Sometimes we rely on our intuitions even when they are being directly contradicted by math and science. The science seems absurd and unintuitive; our intuitions seem firm and clear. And indeed, sometimes there's a flaw in the science, and we are right to trust our intuitions. But on other occasions, our intuitions are wrong. Yet we frequently persist in holding onto our intuitions. And what is ironic is that we persist on holding onto them exactly because we do not know how they work, because we cannot see their insides and all the things inside them that could go wrong. We only get the feeling of certainty, a knowledge of this being right, and that feeling cannot be broken into parts that could be subjected to criticism to see if they add up.

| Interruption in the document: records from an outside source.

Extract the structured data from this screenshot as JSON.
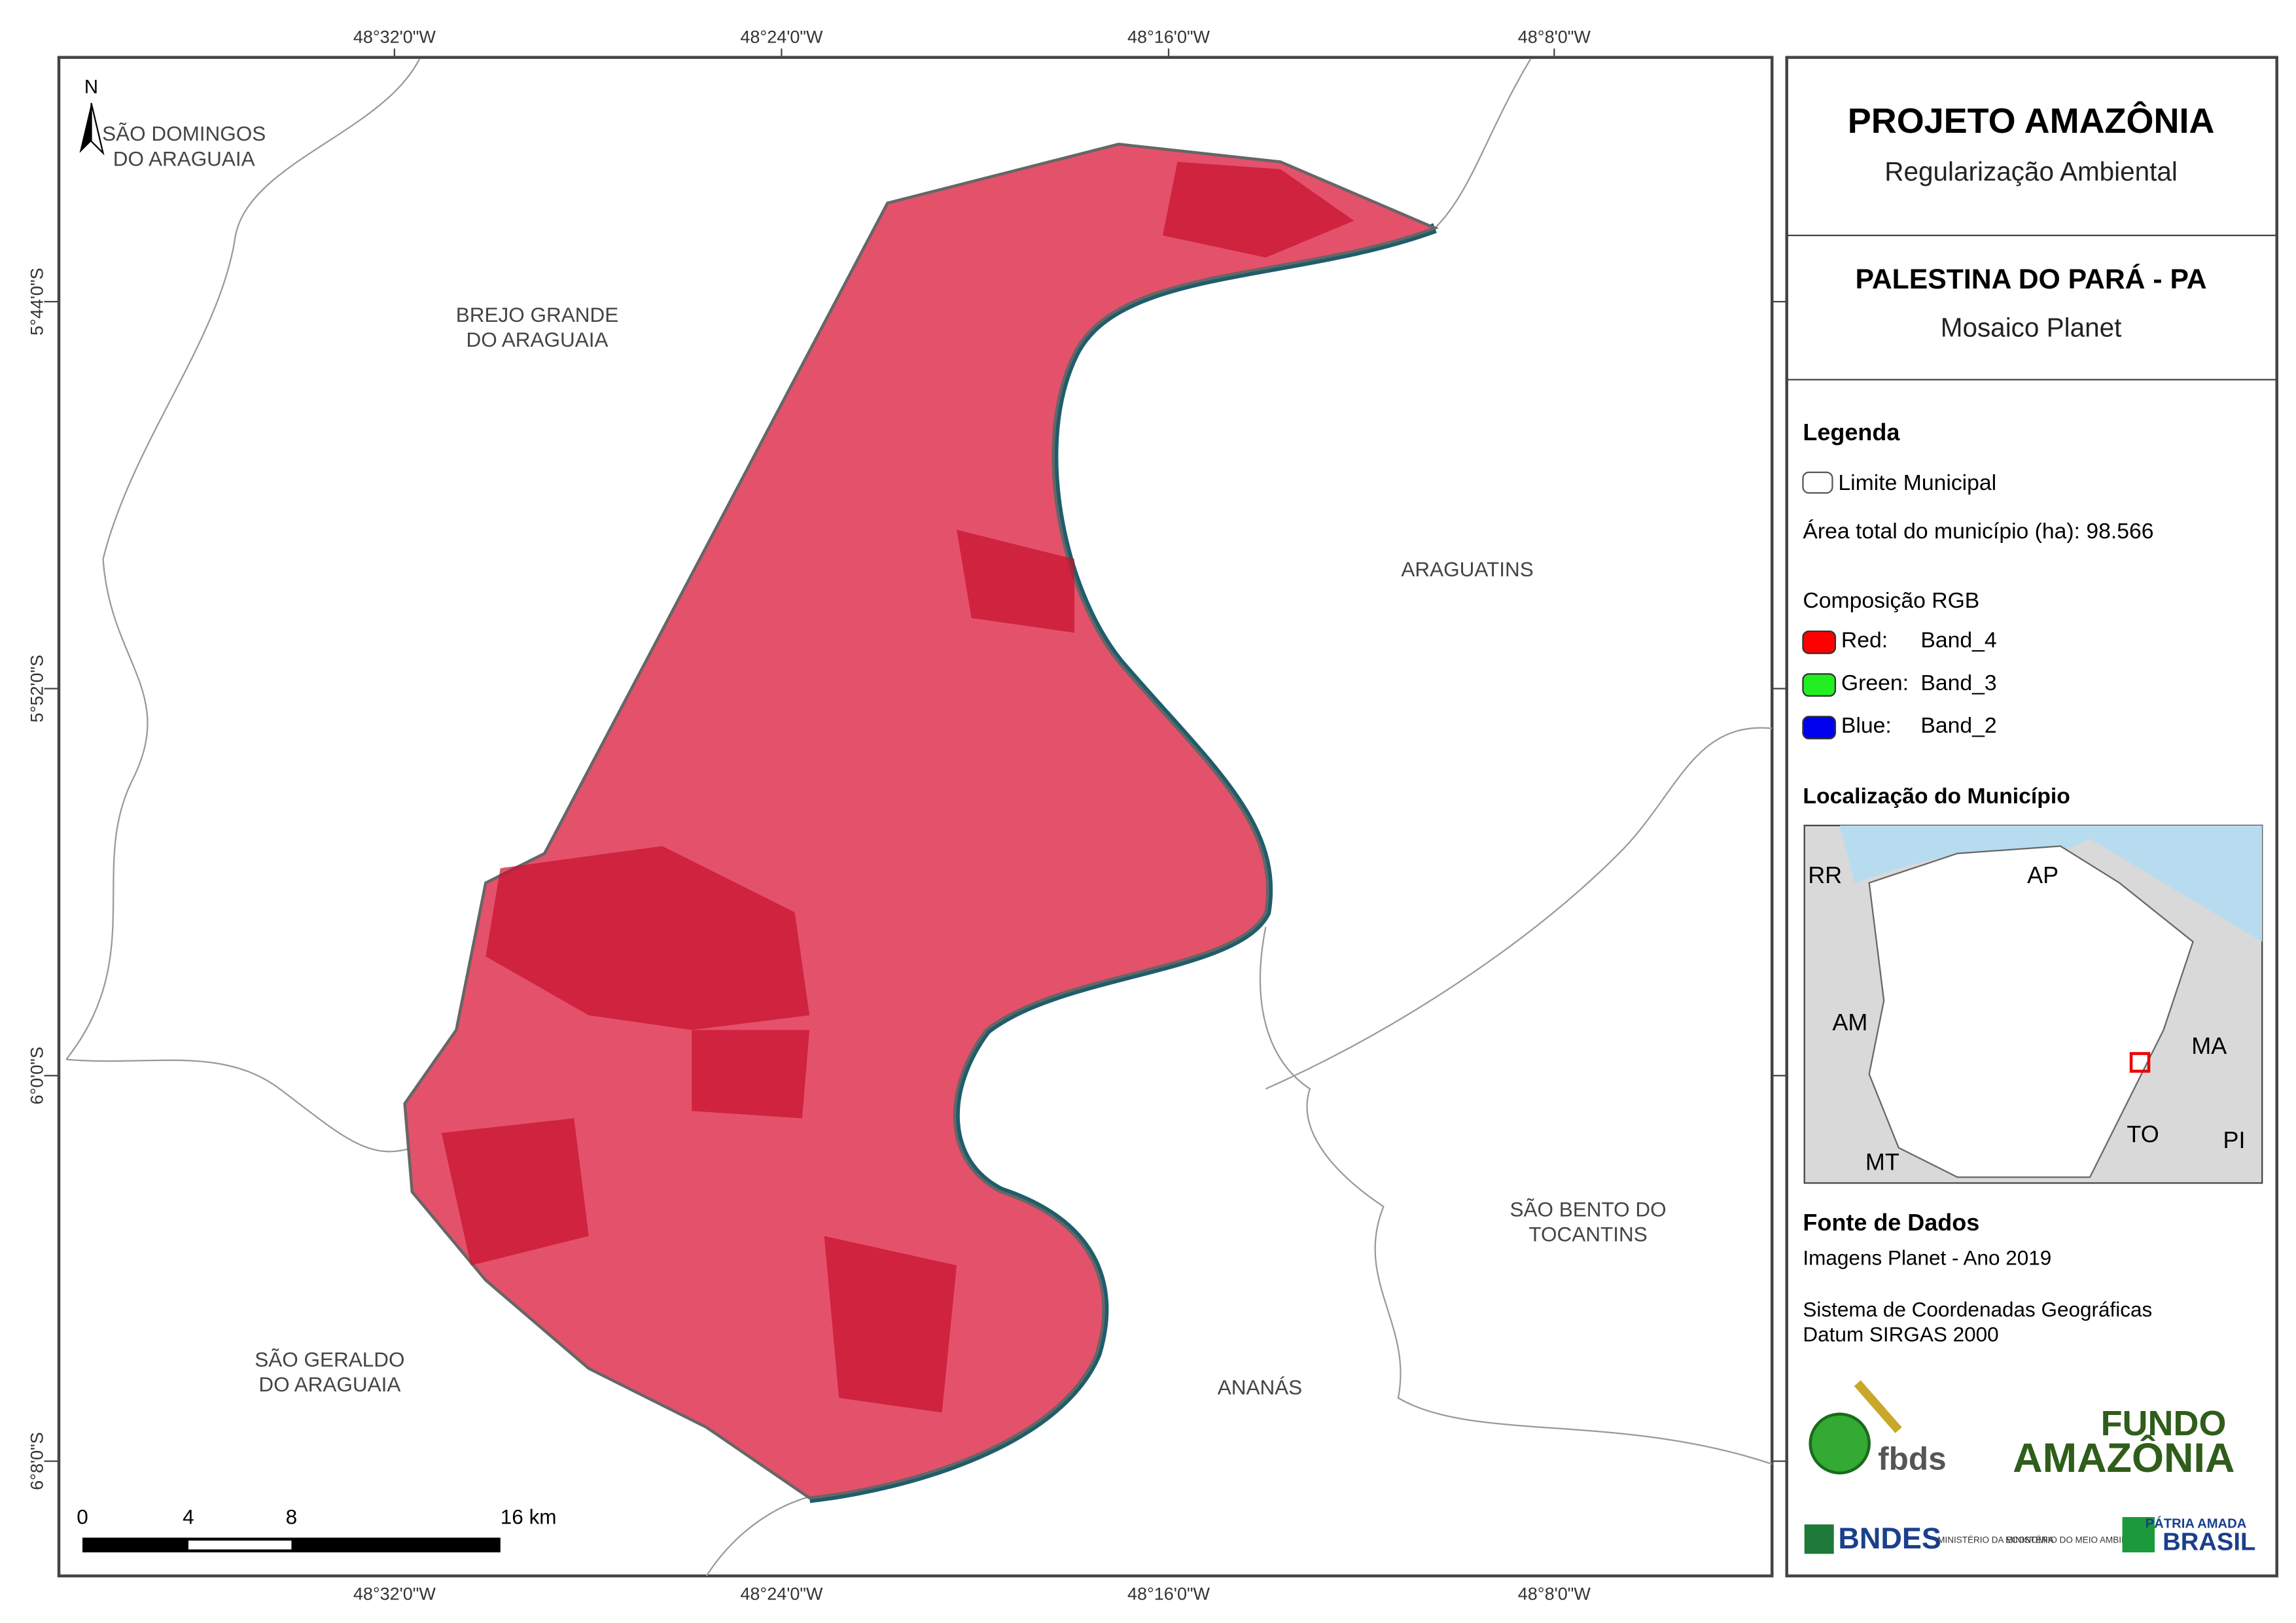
{
  "map": {
    "lon_labels": [
      "48°32'0\"W",
      "48°24'0\"W",
      "48°16'0\"W",
      "48°8'0\"W"
    ],
    "lat_labels": [
      "5°44'0\"S",
      "5°52'0\"S",
      "6°0'0\"S",
      "6°8'0\"S"
    ],
    "north": "N",
    "places": [
      {
        "lines": [
          "SÃO DOMINGOS",
          "DO ARAGUAIA"
        ]
      },
      {
        "lines": [
          "BREJO GRANDE",
          "DO ARAGUAIA"
        ]
      },
      {
        "lines": [
          "ARAGUATINS"
        ]
      },
      {
        "lines": [
          "SÃO BENTO DO",
          "TOCANTINS"
        ]
      },
      {
        "lines": [
          "ANANÁS"
        ]
      },
      {
        "lines": [
          "SÃO GERALDO",
          "DO ARAGUAIA"
        ]
      }
    ],
    "scale": [
      "0",
      "4",
      "8",
      "16 km"
    ]
  },
  "panel": {
    "title": "PROJETO AMAZÔNIA",
    "subtitle": "Regularização Ambiental",
    "municipality": "PALESTINA DO PARÁ - PA",
    "product": "Mosaico Planet",
    "legend": {
      "title": "Legenda",
      "limit": "Limite Municipal",
      "area": "Área total do município (ha): 98.566",
      "rgb_title": "Composição RGB",
      "bands": [
        {
          "channel": "Red:",
          "band": "Band_4",
          "color": "#ff0000"
        },
        {
          "channel": "Green:",
          "band": "Band_3",
          "color": "#22ee22"
        },
        {
          "channel": "Blue:",
          "band": "Band_2",
          "color": "#0000ee"
        }
      ]
    },
    "location": {
      "title": "Localização do Município",
      "states": [
        "RR",
        "AP",
        "AM",
        "MA",
        "TO",
        "MT",
        "PI"
      ]
    },
    "sources": {
      "title": "Fonte de Dados",
      "lines": [
        "Imagens Planet - Ano 2019",
        "Sistema de Coordenadas Geográficas",
        "Datum SIRGAS 2000"
      ]
    },
    "logos": [
      "fbds",
      "FUNDO",
      "AMAZÔNIA",
      "BNDES",
      "MINISTÉRIO DA ECONOMIA",
      "MINISTÉRIO DO MEIO AMBIENTE",
      "PÁTRIA AMADA",
      "BRASIL"
    ]
  }
}
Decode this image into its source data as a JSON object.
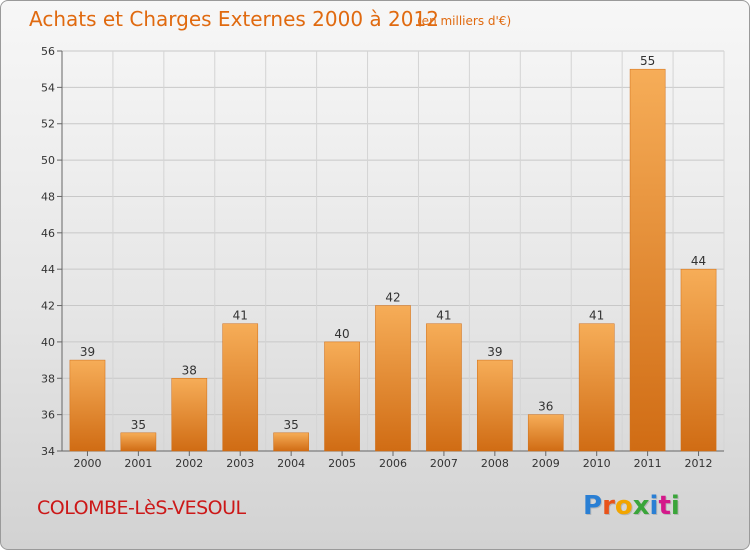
{
  "title": "Achats et Charges Externes 2000 à 2012",
  "subtitle": "(en milliers d'€)",
  "commune": "COLOMBE-LèS-VESOUL",
  "logo": {
    "text": "Proxiti",
    "colors": [
      "#2a7fd4",
      "#e8531a",
      "#f2a500",
      "#3aa53a",
      "#2a7fd4",
      "#d4188a",
      "#3aa53a"
    ]
  },
  "colors": {
    "bar": "#e88a2e",
    "bar_light": "#f6ad58",
    "bar_dark": "#d06c14",
    "title": "#e06a10",
    "commune": "#cc1818"
  },
  "chart_data": {
    "type": "bar",
    "categories": [
      "2000",
      "2001",
      "2002",
      "2003",
      "2004",
      "2005",
      "2006",
      "2007",
      "2008",
      "2009",
      "2010",
      "2011",
      "2012"
    ],
    "values": [
      39,
      35,
      38,
      41,
      35,
      40,
      42,
      41,
      39,
      36,
      41,
      55,
      44
    ],
    "ylim": [
      34,
      56
    ],
    "yticks": [
      34,
      36,
      38,
      40,
      42,
      44,
      46,
      48,
      50,
      52,
      54,
      56
    ],
    "grid": true,
    "data_labels": true
  }
}
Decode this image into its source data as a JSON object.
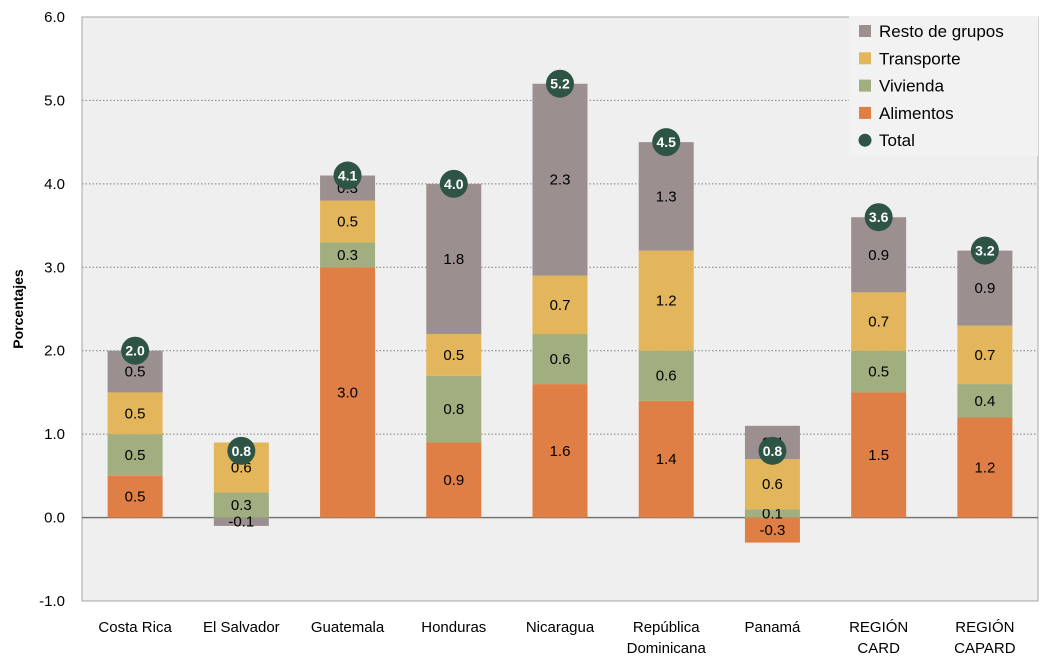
{
  "chart_data": {
    "type": "bar",
    "stacked": true,
    "categories": [
      [
        "Costa Rica"
      ],
      [
        "El Salvador"
      ],
      [
        "Guatemala"
      ],
      [
        "Honduras"
      ],
      [
        "Nicaragua"
      ],
      [
        "República",
        "Dominicana"
      ],
      [
        "Panamá"
      ],
      [
        "REGIÓN",
        "CARD"
      ],
      [
        "REGIÓN",
        "CAPARD"
      ]
    ],
    "series": [
      {
        "name": "Alimentos",
        "color": "#E07F45",
        "values": [
          0.5,
          0.0,
          3.0,
          0.9,
          1.6,
          1.4,
          -0.3,
          1.5,
          1.2
        ]
      },
      {
        "name": "Vivienda",
        "color": "#A0AE80",
        "values": [
          0.5,
          0.3,
          0.3,
          0.8,
          0.6,
          0.6,
          0.1,
          0.5,
          0.4
        ]
      },
      {
        "name": "Transporte",
        "color": "#E3B65C",
        "values": [
          0.5,
          0.6,
          0.5,
          0.5,
          0.7,
          1.2,
          0.6,
          0.7,
          0.7
        ]
      },
      {
        "name": "Resto de grupos",
        "color": "#9C8F8F",
        "values": [
          0.5,
          -0.1,
          0.3,
          1.8,
          2.3,
          1.3,
          0.4,
          0.9,
          0.9
        ]
      }
    ],
    "segment_labels": [
      [
        "0.5",
        "",
        "3.0",
        "0.9",
        "1.6",
        "1.4",
        "-0.3",
        "1.5",
        "1.2"
      ],
      [
        "0.5",
        "0.3",
        "0.3",
        "0.8",
        "0.6",
        "0.6",
        "0.1",
        "0.5",
        "0.4"
      ],
      [
        "0.5",
        "0.6",
        "0.5",
        "0.5",
        "0.7",
        "1.2",
        "0.6",
        "0.7",
        "0.7"
      ],
      [
        "0.5",
        "-0.1",
        "0.3",
        "1.8",
        "2.3",
        "1.3",
        "0.4",
        "0.9",
        "0.9"
      ]
    ],
    "total": {
      "name": "Total",
      "color": "#2E5446",
      "values": [
        2.0,
        0.8,
        4.1,
        4.0,
        5.2,
        4.5,
        0.8,
        3.6,
        3.2
      ],
      "labels": [
        "2.0",
        "0.8",
        "4.1",
        "4.0",
        "5.2",
        "4.5",
        "0.8",
        "3.6",
        "3.2"
      ]
    },
    "ylabel": "Porcentajes",
    "xlabel": "",
    "ylim": [
      -1.0,
      6.0
    ],
    "yticks": [
      "-1.0",
      "0.0",
      "1.0",
      "2.0",
      "3.0",
      "4.0",
      "5.0",
      "6.0"
    ],
    "grid": true,
    "legend": {
      "position": "top-right",
      "items": [
        "Resto de grupos",
        "Transporte",
        "Vivienda",
        "Alimentos",
        "Total"
      ]
    },
    "colors": {
      "plot_background": "#EFEFEF",
      "gridline": "#7F7F7F"
    }
  }
}
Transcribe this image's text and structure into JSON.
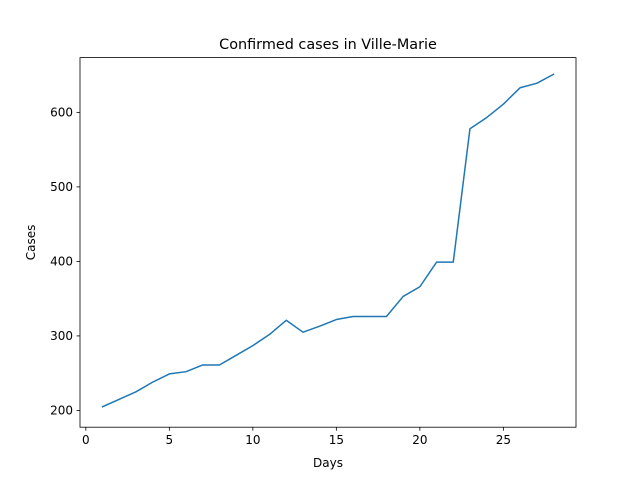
{
  "chart_data": {
    "type": "line",
    "title": "Confirmed cases in Ville-Marie",
    "xlabel": "Days",
    "ylabel": "Cases",
    "xlim": [
      -0.35,
      29.35
    ],
    "ylim": [
      177.5,
      673.5
    ],
    "xticks": [
      0,
      5,
      10,
      15,
      20,
      25
    ],
    "yticks": [
      200,
      300,
      400,
      500,
      600
    ],
    "grid": false,
    "line_color": "#1f77b4",
    "series": [
      {
        "x": [
          1,
          2,
          3,
          4,
          5,
          6,
          7,
          8,
          9,
          10,
          11,
          12,
          13,
          14,
          15,
          16,
          17,
          18,
          19,
          20,
          21,
          22,
          23,
          24,
          25,
          26,
          27,
          28
        ],
        "values": [
          205,
          215,
          225,
          238,
          249,
          252,
          261,
          261,
          274,
          287,
          302,
          321,
          305,
          313,
          322,
          326,
          326,
          326,
          353,
          366,
          399,
          399,
          578,
          593,
          611,
          633,
          639,
          651
        ]
      }
    ]
  }
}
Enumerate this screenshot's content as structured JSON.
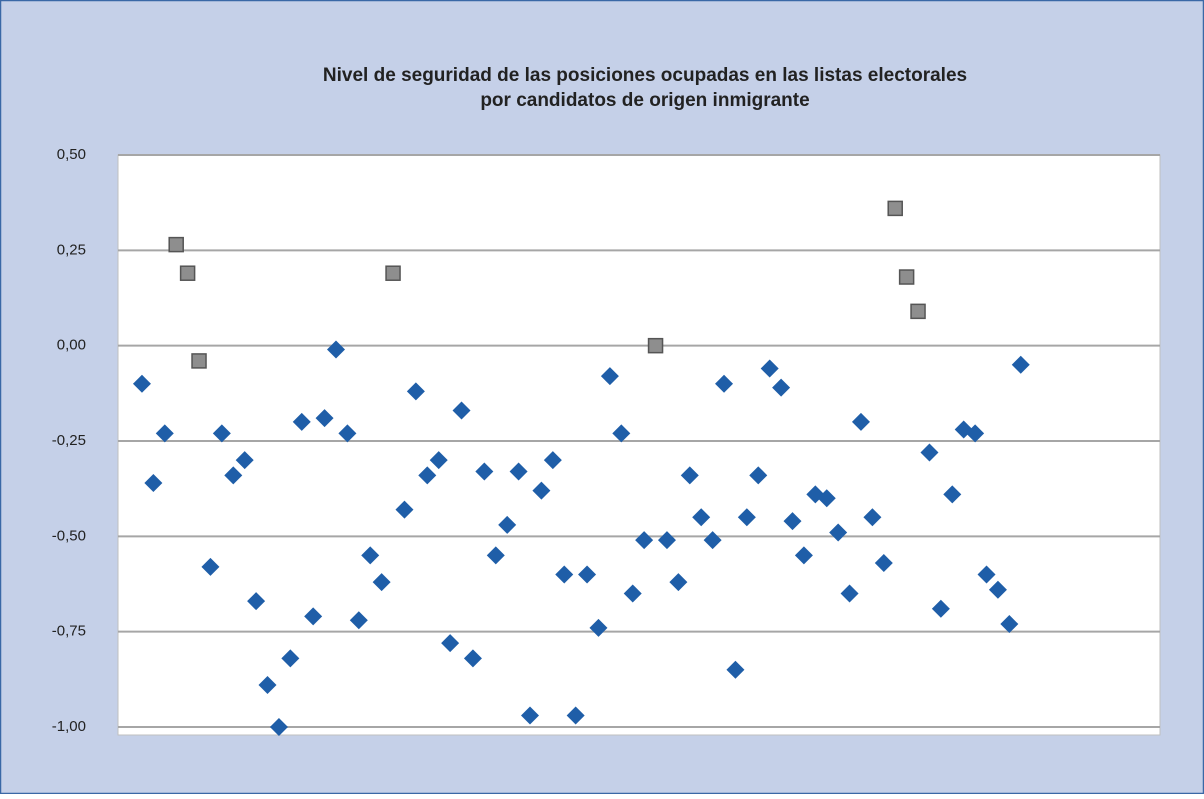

But like statistical techniques in general, our intuitions are not magic. Hitting a broken window with a hammer will not fix the window, no matter how reliable the hammer. It would certainly be easy and convenient if our intuitions always gave us the right results, just like it would be easy and convenient if our statistical techniques always gave us the right results. Yet carelessness can cost lives. Misapplying a statistical technique when evaluating the safety of a new drug might kill people or cause them to spend money on a useless treatment. Blindly following our intuitions can cause our careers, relationships or lives to crash and burn, because we did not think of the possibility that we might be wrong.
That is why we need to study the cognitive sciences, figure out the way our intuitions work and how we might correct for mistakes. Above all, we need to learn to always question the workings of our minds, for we need to understand that they are not magical.